Panellerin Tartışma Konuları: Riskler ve Berlirsizliklerle Dolu bir Dünyada Ekonomi, Güvenlik ve Kurumlar
Günümüz dünyasının en önemli siyasal, ekonomik, sistemsel ve kurumsal zorluklarının tartışıldığı etkinlikte konuşmacılar, bugün karşı karşıya olduğumuz büyük riskler karşısında insanlığın ve kurumlarının nasıl hareket edebileceğini, belirsizlikler ve çatışmalarla dolu uluslararası ortamın, nasıl barış, istikrar, refah ve gelişmeye odaklanabileceğini ele aldı.
Toplantının ana konuşmacısı George Papandreu, günümüzün uluslararası sistemi ve siyasetinin, bugünün sorunlarına cevap vermekte zorlandığı eleştirisi dile getirirken, dünya ekonomisinin işleyişine, eşitsizliklere ve üretilen refahın paylaşımına dair tespitlerde bulundu. Bugün karşı karşıya olduğumuz risklerin, küresel ve toplumsal bir güvensizlik ortamı yarattığını vurgulayan Papandreu, artan yaşam maliyetleri, sağlık, eğitim ve barınma gibi temel kamu hizmetleri alanında yaşanan eksikliklerin, bunların yanı sıra, iklim krizi ve yapay zeka gibi varoluşsal tehditlerin bu güvensizliği besleyerek büyüttüğünü ifade etti. Tüm bu sorunların çözümünün ancak dünya uluslarının ve siyasetin, işbirliği ve dayanışmasıyla giderilebileceğini belirtti.
Moderatörlüğünü Açıl Sezer’in yaptığı “Ekonomik Kalkınma: Küresel Gerçekler ve Zorluklar” başlıklı ilk panelin konukları, Şikago Üniversitesi’nden Prof. Dr. Ufuk Akçiğit, Dünya Bankası Gurubu Kıdemli Danışmanı ve Kalkınma Politikası Direktörü Dr. Somik V. Lall ve GİF Yönetim Kurulu Üyesi Tayfun Bayazıt oldu.
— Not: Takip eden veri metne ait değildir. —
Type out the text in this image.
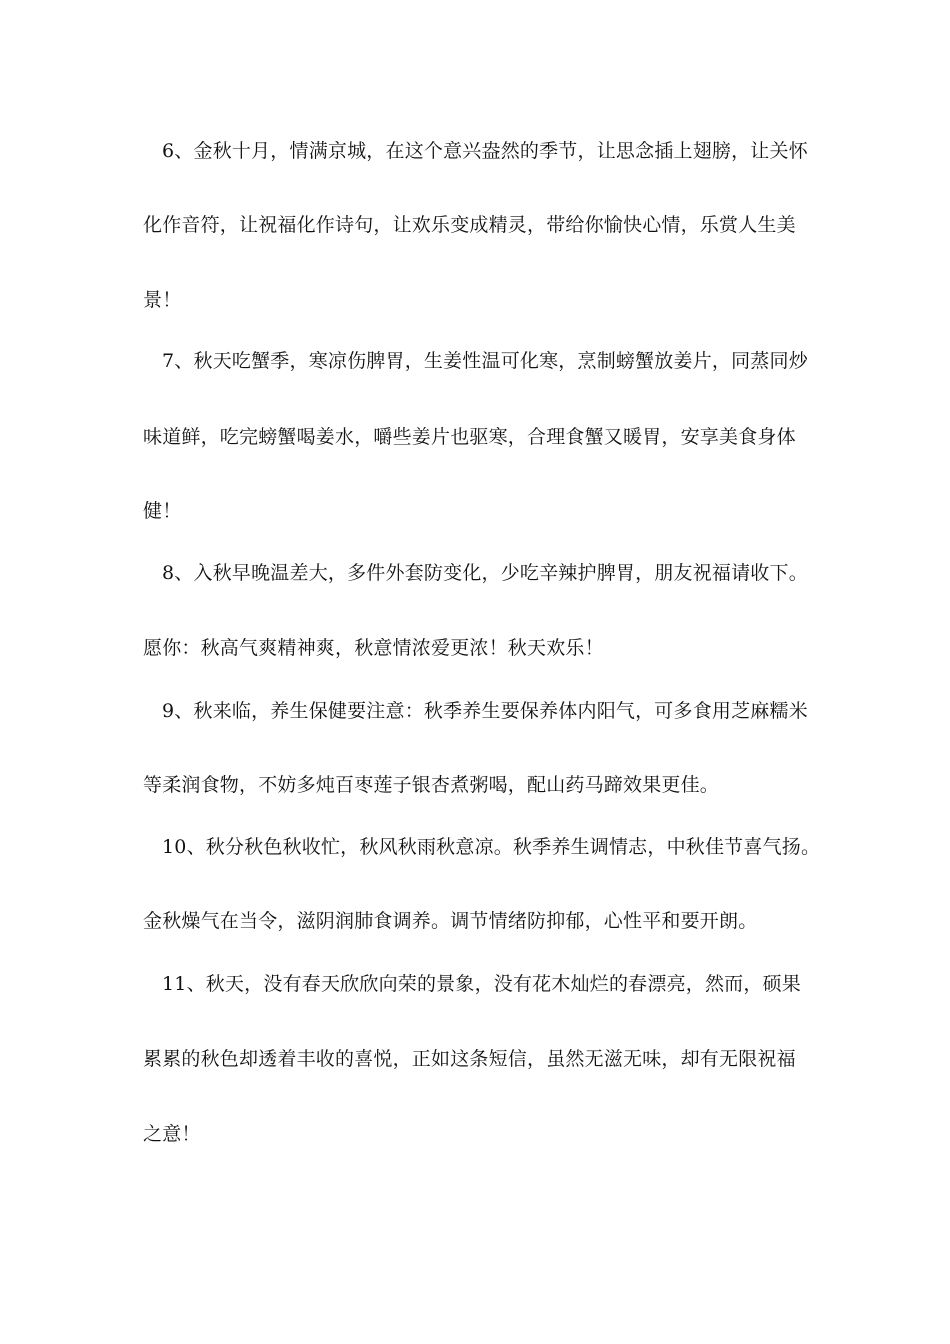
6、金秋十月，情满京城，在这个意兴盎然的季节，让思念插上翅膀，让关怀
化作音符，让祝福化作诗句，让欢乐变成精灵，带给你愉快心情，乐赏人生美
景！
7、秋天吃蟹季，寒凉伤脾胃，生姜性温可化寒，烹制螃蟹放姜片，同蒸同炒
味道鲜，吃完螃蟹喝姜水，嚼些姜片也驱寒，合理食蟹又暖胃，安享美食身体
健！
8、入秋早晚温差大，多件外套防变化，少吃辛辣护脾胃，朋友祝福请收下。
愿你：秋高气爽精神爽，秋意情浓爱更浓！秋天欢乐！
9、秋来临，养生保健要注意：秋季养生要保养体内阳气，可多食用芝麻糯米
等柔润食物，不妨多炖百枣莲子银杏煮粥喝，配山药马蹄效果更佳。
10、秋分秋色秋收忙，秋风秋雨秋意凉。秋季养生调情志，中秋佳节喜气扬。
金秋燥气在当令，滋阴润肺食调养。调节情绪防抑郁，心性平和要开朗。
11、秋天，没有春天欣欣向荣的景象，没有花木灿烂的春漂亮，然而，硕果
累累的秋色却透着丰收的喜悦，正如这条短信，虽然无滋无味，却有无限祝福
之意！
Konuşmacılar bu panelde “Bir yandan bugünün dünyasında var olan ekonomik güçlükler, kırılganlıklar ve riskleri bertaraf ederek, gelecekte ekonomik büyümeyi nasıl sağlarız, ekonomik kalkınma alanında uzun zamandır izlenen yolu yeniden düşünmeli miyiz?” sorularının cevabını aradı.
Moderatörlüğünü GİF Üyesi Prof. Dr. İlter Turan’ın yaptığı “Eski ve Yeni Çatışmalarla Yüzleşmek: Uluslararası Kurumlar Yeniden Etkili Olabilir mi?” başlıklı günün ikinci panelinde, Güney Afrika Güvenlik Çalışmaları Enstitüsü Direktörü Dr. Fonteh Akum, UNHCR Türkiye Temsilci Yardımcısı Daniela Carmela Cicchella, eski Sırbistan Dışişleri Bakanı ve Birleşmiş Milletler (BM) Genel Kurulu Başkanı Vuk Jeremić ve Dışişleri Bakanlığı İkili Siyasi İlişkiler Genel Müdürü, Büyükelçi Burak Özügergin yer aldılar. Konuşmacılar panelde bugünün dünyasında uluslarararası kurum ve kuruluşların insanlığın sorunlarına cevap üretemediği tespitinden yola çıkarak, kurumların ve sistemin neden ve nasıl reforme edilmeleri gerektiğini ele alırken, gelecekte yaşanacak krizleri önlemenin mümkün olup olamayacağını tartıştı. .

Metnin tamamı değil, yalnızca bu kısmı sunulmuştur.